What Did the May Jobs Report Show Us?




Stocks closed the holiday-shortened week mixed, with some sectors losing ground while others gained after a disappointing May jobs report signaled that the economy may not be strong enough for the Federal Reserve to raise rates this month. For the week, the S&P 500 ended flat, the Dow lost 0.37%, the NASDAQ increased 0.18%, and the MSCI EAFE added 0.13%.[1]

On Friday, we got a look at how the labor market did in May. Analysts looked to the report to see whether the labor market would give the Fed the ammunition it needed to move at the June meeting. Here are a few things we took away:

Job growth disappoints…but it has happened before

The economy created just 38,000 new jobs last month, the worst showing since September 2010. The number of new jobs sharply missed expectations, which called for around 160,000 new jobs.[2] However, seasonal factors, like a massive Verizon worker strike, which took 34,000 workers out of the count, were at play and may have affected hiring numbers.[3]

The labor market has suffered temporary setbacks before. For example, in December 2013, the economy added a paltry 45,000 jobs; four months later, the economy gained 310,000 jobs. In March 2015, the labor market added just 84,000 jobs; in July, 277,000 new jobs were created.[4]

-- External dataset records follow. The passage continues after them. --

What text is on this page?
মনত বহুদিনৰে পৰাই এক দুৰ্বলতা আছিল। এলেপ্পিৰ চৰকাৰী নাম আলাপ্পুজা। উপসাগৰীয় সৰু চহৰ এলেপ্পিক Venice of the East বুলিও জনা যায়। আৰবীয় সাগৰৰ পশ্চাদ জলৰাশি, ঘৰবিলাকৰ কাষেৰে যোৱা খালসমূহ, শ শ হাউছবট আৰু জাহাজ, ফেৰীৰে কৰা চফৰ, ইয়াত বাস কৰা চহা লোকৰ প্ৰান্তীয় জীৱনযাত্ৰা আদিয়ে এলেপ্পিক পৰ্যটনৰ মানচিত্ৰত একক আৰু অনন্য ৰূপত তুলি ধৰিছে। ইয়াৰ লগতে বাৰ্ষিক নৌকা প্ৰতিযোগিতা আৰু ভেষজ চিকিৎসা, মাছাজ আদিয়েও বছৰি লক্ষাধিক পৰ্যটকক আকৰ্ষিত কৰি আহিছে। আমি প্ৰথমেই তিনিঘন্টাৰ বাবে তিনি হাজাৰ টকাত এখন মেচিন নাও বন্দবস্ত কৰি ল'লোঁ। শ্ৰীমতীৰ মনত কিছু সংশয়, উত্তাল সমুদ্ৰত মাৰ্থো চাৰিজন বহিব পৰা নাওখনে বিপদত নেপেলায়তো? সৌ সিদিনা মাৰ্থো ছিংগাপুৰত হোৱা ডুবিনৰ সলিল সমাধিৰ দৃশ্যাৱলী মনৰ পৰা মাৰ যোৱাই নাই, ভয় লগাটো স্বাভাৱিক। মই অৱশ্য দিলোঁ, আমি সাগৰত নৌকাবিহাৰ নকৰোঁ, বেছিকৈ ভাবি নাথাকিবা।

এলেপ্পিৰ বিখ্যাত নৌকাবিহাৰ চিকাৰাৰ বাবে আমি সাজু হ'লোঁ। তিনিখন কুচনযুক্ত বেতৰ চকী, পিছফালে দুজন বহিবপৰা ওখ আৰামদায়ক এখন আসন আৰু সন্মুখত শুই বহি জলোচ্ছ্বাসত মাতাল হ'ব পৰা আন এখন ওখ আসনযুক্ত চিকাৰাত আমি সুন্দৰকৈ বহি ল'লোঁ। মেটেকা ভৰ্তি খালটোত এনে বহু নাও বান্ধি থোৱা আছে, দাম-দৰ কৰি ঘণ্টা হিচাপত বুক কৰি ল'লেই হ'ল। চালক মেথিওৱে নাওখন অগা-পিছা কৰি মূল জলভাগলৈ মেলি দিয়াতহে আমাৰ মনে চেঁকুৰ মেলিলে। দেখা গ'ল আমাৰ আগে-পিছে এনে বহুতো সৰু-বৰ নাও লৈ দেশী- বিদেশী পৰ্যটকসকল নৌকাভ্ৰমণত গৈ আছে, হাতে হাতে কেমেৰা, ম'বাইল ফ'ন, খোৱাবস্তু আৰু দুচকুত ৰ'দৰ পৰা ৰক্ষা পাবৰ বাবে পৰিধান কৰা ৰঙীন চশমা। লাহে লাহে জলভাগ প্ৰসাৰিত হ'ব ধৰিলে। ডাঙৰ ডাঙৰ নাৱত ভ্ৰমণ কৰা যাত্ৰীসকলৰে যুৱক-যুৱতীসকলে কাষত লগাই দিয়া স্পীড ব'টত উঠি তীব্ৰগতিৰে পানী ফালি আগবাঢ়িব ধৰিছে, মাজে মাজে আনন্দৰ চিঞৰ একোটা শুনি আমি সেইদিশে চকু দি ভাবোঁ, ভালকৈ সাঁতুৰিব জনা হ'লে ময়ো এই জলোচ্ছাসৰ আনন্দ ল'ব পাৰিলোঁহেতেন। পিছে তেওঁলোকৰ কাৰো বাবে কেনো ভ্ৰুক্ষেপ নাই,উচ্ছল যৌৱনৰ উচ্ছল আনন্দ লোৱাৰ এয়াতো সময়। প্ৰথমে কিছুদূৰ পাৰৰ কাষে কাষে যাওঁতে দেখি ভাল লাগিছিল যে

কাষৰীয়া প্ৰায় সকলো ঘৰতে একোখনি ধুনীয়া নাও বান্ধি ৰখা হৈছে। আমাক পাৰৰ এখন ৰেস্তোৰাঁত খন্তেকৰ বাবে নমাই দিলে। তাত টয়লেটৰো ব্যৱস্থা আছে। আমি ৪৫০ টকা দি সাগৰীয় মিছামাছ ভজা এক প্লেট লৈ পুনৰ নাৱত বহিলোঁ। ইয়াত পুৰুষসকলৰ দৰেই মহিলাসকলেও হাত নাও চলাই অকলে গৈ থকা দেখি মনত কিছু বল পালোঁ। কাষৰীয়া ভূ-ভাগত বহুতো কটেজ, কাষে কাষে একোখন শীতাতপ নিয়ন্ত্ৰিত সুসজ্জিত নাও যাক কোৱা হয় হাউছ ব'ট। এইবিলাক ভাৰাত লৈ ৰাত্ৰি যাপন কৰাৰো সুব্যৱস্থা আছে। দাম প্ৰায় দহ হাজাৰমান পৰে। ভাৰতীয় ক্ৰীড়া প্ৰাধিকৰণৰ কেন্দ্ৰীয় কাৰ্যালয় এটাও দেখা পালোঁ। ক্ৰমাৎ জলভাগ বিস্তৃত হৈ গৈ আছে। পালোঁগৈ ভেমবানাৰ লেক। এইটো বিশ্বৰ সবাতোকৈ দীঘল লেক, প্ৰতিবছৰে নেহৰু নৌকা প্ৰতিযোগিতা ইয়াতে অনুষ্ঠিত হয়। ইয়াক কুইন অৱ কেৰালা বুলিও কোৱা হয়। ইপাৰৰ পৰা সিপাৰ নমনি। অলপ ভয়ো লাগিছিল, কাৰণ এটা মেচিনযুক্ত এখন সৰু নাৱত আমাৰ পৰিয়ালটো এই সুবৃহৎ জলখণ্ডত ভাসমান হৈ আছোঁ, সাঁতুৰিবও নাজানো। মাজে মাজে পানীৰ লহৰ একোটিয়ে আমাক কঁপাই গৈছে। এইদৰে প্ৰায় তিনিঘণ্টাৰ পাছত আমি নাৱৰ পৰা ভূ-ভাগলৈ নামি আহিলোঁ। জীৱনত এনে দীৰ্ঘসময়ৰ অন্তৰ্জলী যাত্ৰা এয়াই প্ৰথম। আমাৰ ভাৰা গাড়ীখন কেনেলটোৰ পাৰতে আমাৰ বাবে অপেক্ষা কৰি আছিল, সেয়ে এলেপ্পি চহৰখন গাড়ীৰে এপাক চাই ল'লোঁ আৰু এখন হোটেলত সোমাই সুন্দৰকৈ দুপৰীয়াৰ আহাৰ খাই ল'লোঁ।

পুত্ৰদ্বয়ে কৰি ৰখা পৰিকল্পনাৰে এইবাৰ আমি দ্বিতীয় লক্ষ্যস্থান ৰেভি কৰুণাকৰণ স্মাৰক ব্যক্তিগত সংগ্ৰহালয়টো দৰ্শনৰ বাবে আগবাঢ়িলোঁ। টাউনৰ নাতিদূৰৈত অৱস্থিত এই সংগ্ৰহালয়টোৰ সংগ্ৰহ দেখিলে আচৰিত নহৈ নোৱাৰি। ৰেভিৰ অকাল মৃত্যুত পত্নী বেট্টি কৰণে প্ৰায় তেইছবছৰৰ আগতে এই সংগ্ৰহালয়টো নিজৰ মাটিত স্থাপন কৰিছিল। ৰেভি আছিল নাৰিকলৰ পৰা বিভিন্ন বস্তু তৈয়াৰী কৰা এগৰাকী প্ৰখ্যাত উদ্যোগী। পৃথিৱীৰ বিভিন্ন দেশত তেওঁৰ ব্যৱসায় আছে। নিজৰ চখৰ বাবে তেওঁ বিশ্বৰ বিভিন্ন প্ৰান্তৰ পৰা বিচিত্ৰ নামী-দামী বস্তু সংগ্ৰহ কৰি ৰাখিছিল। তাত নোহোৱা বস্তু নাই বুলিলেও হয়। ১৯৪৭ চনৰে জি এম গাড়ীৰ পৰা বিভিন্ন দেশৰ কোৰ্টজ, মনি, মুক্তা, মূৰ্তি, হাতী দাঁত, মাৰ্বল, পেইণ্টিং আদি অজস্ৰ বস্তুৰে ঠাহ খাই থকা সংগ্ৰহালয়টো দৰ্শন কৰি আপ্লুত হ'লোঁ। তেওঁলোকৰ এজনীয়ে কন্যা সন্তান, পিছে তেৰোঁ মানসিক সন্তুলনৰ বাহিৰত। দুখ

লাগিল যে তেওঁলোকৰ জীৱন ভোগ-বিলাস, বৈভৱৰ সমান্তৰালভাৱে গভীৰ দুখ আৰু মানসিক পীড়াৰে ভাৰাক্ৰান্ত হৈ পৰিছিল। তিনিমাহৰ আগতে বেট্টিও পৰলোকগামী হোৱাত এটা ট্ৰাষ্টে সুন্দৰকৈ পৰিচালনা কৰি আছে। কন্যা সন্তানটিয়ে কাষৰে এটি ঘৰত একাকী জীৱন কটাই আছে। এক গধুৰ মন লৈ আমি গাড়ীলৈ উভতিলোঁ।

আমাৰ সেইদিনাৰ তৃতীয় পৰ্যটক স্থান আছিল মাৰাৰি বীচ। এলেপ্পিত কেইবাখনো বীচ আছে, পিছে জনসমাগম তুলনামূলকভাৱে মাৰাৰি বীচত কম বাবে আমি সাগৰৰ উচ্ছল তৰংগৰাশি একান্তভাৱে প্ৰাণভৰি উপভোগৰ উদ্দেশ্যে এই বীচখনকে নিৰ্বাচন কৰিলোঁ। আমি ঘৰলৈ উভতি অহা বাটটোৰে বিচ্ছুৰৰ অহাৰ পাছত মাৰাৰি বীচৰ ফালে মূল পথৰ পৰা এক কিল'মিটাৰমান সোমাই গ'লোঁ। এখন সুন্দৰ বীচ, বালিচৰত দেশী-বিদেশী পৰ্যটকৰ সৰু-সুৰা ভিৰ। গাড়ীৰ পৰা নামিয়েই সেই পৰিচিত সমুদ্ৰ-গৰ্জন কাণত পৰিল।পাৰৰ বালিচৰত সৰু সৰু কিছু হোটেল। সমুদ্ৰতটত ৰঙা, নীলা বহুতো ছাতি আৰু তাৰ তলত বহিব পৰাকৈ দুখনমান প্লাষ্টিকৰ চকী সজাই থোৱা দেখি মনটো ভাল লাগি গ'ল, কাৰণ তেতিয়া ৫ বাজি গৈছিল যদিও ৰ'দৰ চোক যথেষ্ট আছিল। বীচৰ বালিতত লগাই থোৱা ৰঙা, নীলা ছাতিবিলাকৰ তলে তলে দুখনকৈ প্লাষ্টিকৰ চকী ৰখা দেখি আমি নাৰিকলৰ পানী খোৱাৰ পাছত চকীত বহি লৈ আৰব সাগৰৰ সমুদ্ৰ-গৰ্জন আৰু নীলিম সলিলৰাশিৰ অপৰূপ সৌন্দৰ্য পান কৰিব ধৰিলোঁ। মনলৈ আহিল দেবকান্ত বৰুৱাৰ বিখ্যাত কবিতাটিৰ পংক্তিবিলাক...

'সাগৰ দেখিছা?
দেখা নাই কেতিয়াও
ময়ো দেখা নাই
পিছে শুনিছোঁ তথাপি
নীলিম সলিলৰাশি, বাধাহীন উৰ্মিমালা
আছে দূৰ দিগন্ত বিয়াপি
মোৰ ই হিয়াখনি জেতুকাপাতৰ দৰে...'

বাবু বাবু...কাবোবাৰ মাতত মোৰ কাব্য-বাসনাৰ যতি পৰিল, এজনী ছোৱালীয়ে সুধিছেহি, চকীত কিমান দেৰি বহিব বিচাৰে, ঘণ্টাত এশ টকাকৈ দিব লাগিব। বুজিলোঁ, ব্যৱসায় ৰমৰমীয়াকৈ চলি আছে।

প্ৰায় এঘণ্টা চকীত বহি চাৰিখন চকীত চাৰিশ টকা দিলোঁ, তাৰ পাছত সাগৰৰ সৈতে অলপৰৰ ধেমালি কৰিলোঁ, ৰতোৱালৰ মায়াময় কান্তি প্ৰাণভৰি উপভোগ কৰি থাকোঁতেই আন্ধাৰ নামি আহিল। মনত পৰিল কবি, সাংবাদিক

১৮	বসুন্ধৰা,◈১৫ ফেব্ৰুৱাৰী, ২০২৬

Labor market trends may slow job creation

The jobs report showed that the unemployment rate fell to 4.7%, the lowest since November 2007. However, much of the decrease occurred when jobseekers dropped out of the job search. As we approach full employment (some may argue that we’re already there), the effects of having fewer jobseekers begin to be felt by employers. Employers who are hiring may struggle to find qualified candidates due to skill mismatches, a problem that’s likely to continue to affect certain industries.[5]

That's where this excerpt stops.